Although only slightly smaller in size than the United States, Brazil has a population of over 194 million.

For hundreds of years, Brazil has ignited the Western imagination like no other South American country. The country is blessed with warm and pleasant weather year-round; friendly, relaxed and diverse people; beautiful, abundant nature and myriad cultural and social attractions.

Situated inland near the port city of Santos, the city of São Paulo is a vast urban agglomeration comprised of a mosaic of districts, ranging from ultra-modern urban high rises and business centers to impoverished shantytowns called “favelas.” In many ways, São Paulo is Brazil in a microcosm, a striking contrast between opulent towers and grimy shacks, gaudy riches and grinding poverty, striking success and endemic failure.

As you can see, Brazil is a study in contrasts: from the mad passion of Carnival to the immensity of the dark Amazon, it is a country of mythic proportions.

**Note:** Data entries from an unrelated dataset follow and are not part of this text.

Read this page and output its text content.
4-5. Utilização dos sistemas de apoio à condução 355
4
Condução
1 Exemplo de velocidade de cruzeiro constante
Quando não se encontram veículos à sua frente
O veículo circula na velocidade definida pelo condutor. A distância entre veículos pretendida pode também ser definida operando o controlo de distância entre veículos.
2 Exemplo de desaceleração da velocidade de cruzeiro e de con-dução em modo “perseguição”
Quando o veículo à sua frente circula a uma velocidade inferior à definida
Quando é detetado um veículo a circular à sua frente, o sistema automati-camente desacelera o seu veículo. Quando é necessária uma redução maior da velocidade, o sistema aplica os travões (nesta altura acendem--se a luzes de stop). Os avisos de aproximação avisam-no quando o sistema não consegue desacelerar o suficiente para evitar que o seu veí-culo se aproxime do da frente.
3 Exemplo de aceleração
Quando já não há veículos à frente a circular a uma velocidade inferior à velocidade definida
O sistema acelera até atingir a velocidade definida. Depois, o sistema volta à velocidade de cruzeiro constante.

What are a newcomer's first impressions of your city?
It is a huge city with friendly people, many contrasts, nice weather (no hurricanes, earthquakes or seaquakes) and a lot of attractions; its soil is rich and its coastal plains spectacular in their beauty. It is very easy to adapt to life there.

Are these impressions likely to change?

What is the local language? 
The official language of Brazil is Portuguese.
Away from the big cities, most Brazilians have little or no command of English. Many are able to understand Spanish, however, due to the similar nature of the two Latin-based languages. In a São Paulo business setting, it is more likely that a Paulistano will speak English instead of Spanish as a second language. In general, Brazilians look favorably upon any effort to communicate with them in their native language.

How easily could I live in this city without knowing this language? 
It is recommended that you acquire at least a basic knowledge of Portuguese prior to departure. Once in Brazil, enrolling in language classes is encouraged. Below are some commonly used Portuguese expressions that you might find helpful:

Good morning = Bom Dia
Good Afternoon = Boa Tarde
Goodbye = Tchau
Please = Por favor
Thank you = Obrigado/a
Yes = Sim
No = Não

What are good things to remember in order to avoid offending the other residents of this city? 
There are no fixed rules. Brazilians are open people. But, as always, you can't go wrong by simply exercising basic courtesy.

How might the local weather affect my daily life? 
Brazil's climate is most influenced by its proximity to the equator. Throughout the country, temperatures seldom rise above 35ºC (95ºF) due to the moderating effect of high levels of atmospheric humidity. The summer months, November through March, tend to be hot and humid with abundant rainfall. Summer temperatures range from 19ºC to 27ºC (66º F to 81ºF). During the winter, the temperature varies between 10ºC and 20ºC (50ºF and 68ºC). During this season, the city is sometimes influenced by cold low-pressure systems from the Atlantic, which, from time to time, can cause the temperature to drop.

Is there anything else I should know about the overall character of your city or its people? 
As a rule, drinking tap water should be avoided, even in big cities. Bottled water should be consumed at all times.
Living in Brazil will undoubtedly be a challenging and rewarding experience. Learn as much as you can and make the most of it!